Marijuana regulations top the agenda for Monday night’s Ketchikan Gateway Borough Assembly meeting.

Pot regulations

The assembly isn’t considering any particular changes. Instead, it’s holding an informal work session to discuss what new regulations, if any, assembly members would like to see brought back for formal consideration.

In a memo, borough planning staff list a number of discussion topics centered on one theme: What does the assembly want the community to look like?

Officials outline a few potential policy changes. Those include restricting the locations where marijuana businesses can set up shop and increasing the required distance from residential zones, among others. 

Assembly member Alan Bailey said during an early December assembly meeting that he thought there were simply too many pot-related businesses in the borough. He proposed asking staff to draft ordinances that would cap the number of marijuana establishments, restrict them to industrial zones and restrict or eliminate onsite consumption. 

That proposal failed, but assembly members agreed to revisit marijuana regulations in Monday’s work session.

The work session comes as Ketchikan’s Cannabis Corner looks poised to be the state’s first dispensary to offer onsite consumption. In late January, regulators issued the Mud Bight-area shop one of the first onsite consumption licenses in the state. The owners say they hope to open in February.

Potholes

Also on Monday’s agenda, the assembly is set to discuss the crumbling South Tongass Highway. 

Assembly member Austin Otos lives south of town, and he says he’s seen potholes more than a foot deep on the south end’s only route into downtown.

“It is wrecking and popping tires and holes — in smaller cars, of course,” Otos told KRBD.

He says people are swerving around the potholes into the oncoming lane to avoid damaging their vehicles. He says that makes it especially dangerous.

“It’s going to get to the point where we’re not going to be able to drive on it, unfortunately,” he said.

But it’s a state road. So borough mayor Rodney Dial drafted a letter to state transportation officials asking for emergency repairs between Saxman and Ketchikan’s Coast Guard base.

“We know that the DOT is aware of this, but one of the things we feel like they’re doing is they’re trying to invest as minimally in the road as possible realizing that the road is slated to be replaced in about a year,” Dial said in a phone interview.

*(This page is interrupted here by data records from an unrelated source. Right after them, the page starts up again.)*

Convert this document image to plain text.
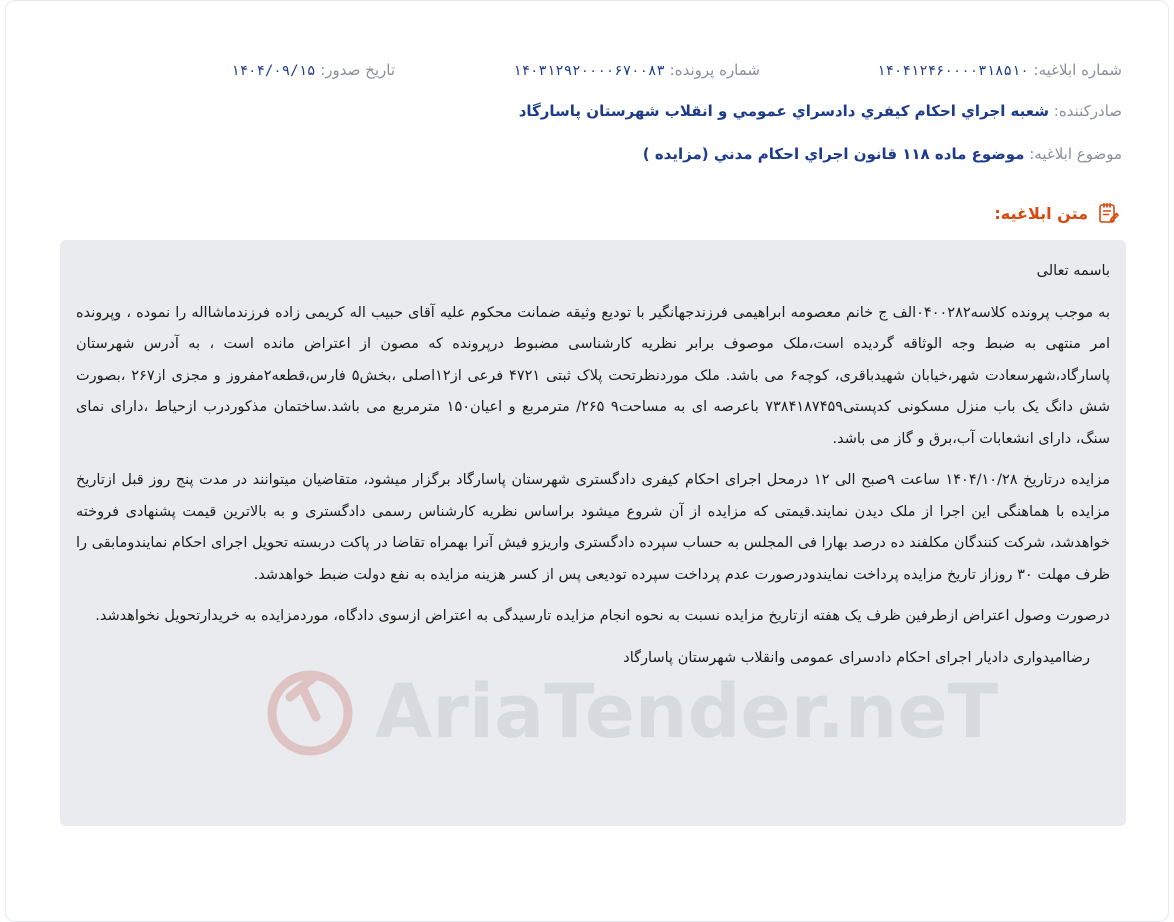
شماره ابلاغیه: ۱۴۰۴۱۲۴۶۰۰۰۰۳۱۸۵۱۰
شماره پرونده: ۱۴۰۳۱۲۹۲۰۰۰۰۶۷۰۰۸۳
تاریخ صدور: ۱۴۰۴/۰۹/۱۵
صادرکننده: شعبه اجراي احکام کيفري دادسراي عمومي و انقلاب شهرستان پاسارگاد
موضوع ابلاغیه: موضوع ماده ۱۱۸ قانون اجراي احکام مدني (مزايده )
متن ابلاغیه:
AriaTender.neT

باسمه تعالی

به موجب پرونده کلاسه۰۴۰۰۲۸۲الف ج خانم معصومه ابراهیمی فرزندجهانگیر با توديع وثيقه ضمانت محکوم علیه آقای حبیب اله کریمی زاده فرزندماشااله را نموده ، وپرونده امر منتهی به ضبط وجه الوثاقه گردیده است،ملک موصوف برابر نظریه کارشناسی مضبوط درپرونده که مصون از اعتراض مانده است ، به آدرس شهرستان پاسارگاد،شهرسعادت شهر،خیابان شهیدباقری، کوچه۶ می باشد. ملک موردنظرتحت پلاک ثبتی ۴۷۲۱ فرعی از۱۲اصلی ،بخش۵ فارس،قطعه۲مفروز و مجزی از۲۶۷ ،بصورت شش دانگ یک باب منزل مسکونی کدپستی۷۳۸۴۱۸۷۴۵۹ باعرصه ای به مساحت۹ ۲۶۵/ مترمربع و اعیان۱۵۰ مترمربع می باشد.ساختمان مذکوردرب ازحیاط ،دارای نمای سنگ، دارای انشعابات آب،برق و گاز می باشد.

مزایده درتاریخ ۱۴۰۴/۱۰/۲۸ ساعت ۹صبح الی ۱۲ درمحل اجرای احکام کیفری دادگستری شهرستان پاسارگاد برگزار میشود، متقاضیان میتوانند در مدت پنج روز قبل ازتاریخ مزایده با هماهنگی این اجرا از ملک دیدن نمایند.قیمتی که مزایده از آن شروع میشود براساس نظریه کارشناس رسمی دادگستری و به بالاترین قیمت پشنهادی فروخته خواهدشد، شرکت کنندگان مکلفند ده درصد بهارا فی المجلس به حساب سپرده دادگستری واریزو فیش آنرا بهمراه تقاضا در پاکت دربسته تحویل اجرای احکام نمایندومابقی را ظرف مهلت ۳۰ روزاز تاریخ مزایده پرداخت نمایندودرصورت عدم پرداخت سپرده تودیعی پس از کسر هزینه مزایده به نفع دولت ضبط خواهدشد.

درصورت وصول اعتراض ازطرفین ظرف یک هفته ازتاریخ مزایده نسبت به نحوه انجام مزایده تارسیدگی به اعتراض ازسوی دادگاه، موردمزایده به خریدارتحویل نخواهدشد.

رضاامیدواری دادیار اجرای احکام دادسرای عمومی وانقلاب شهرستان پاسارگاد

The letter won’t require a formal vote of the Assembly. Dial says if no one objects, he’ll deliver the letter next week while on a trip to Juneau.

Ketchikan city officials have also asked the state to address South Tongass Highway.

Taku River resolution

The assembly will also consider whether to ask the state to urge Canadian policymakers to clean up the long shuttered Tulsequah Chief Mine in British Columbia. Assemblies in Petersburg and Wrangell passed similar resolutions. 

The agenda item was submitted by Rivers Without Borders, which says the mine is polluting the Taku River, an important salmon spawning ground. In December, state officials forecasted that low returns would likely prevent a king salmon opening on the Taku.

The assembly passed a resolution in December asking the B.C. government to protect the nearby Unuk River watershed.

The assembly meeting is scheduled for 5:30 p.m. Monday in Ketchikan’s White Cliff building.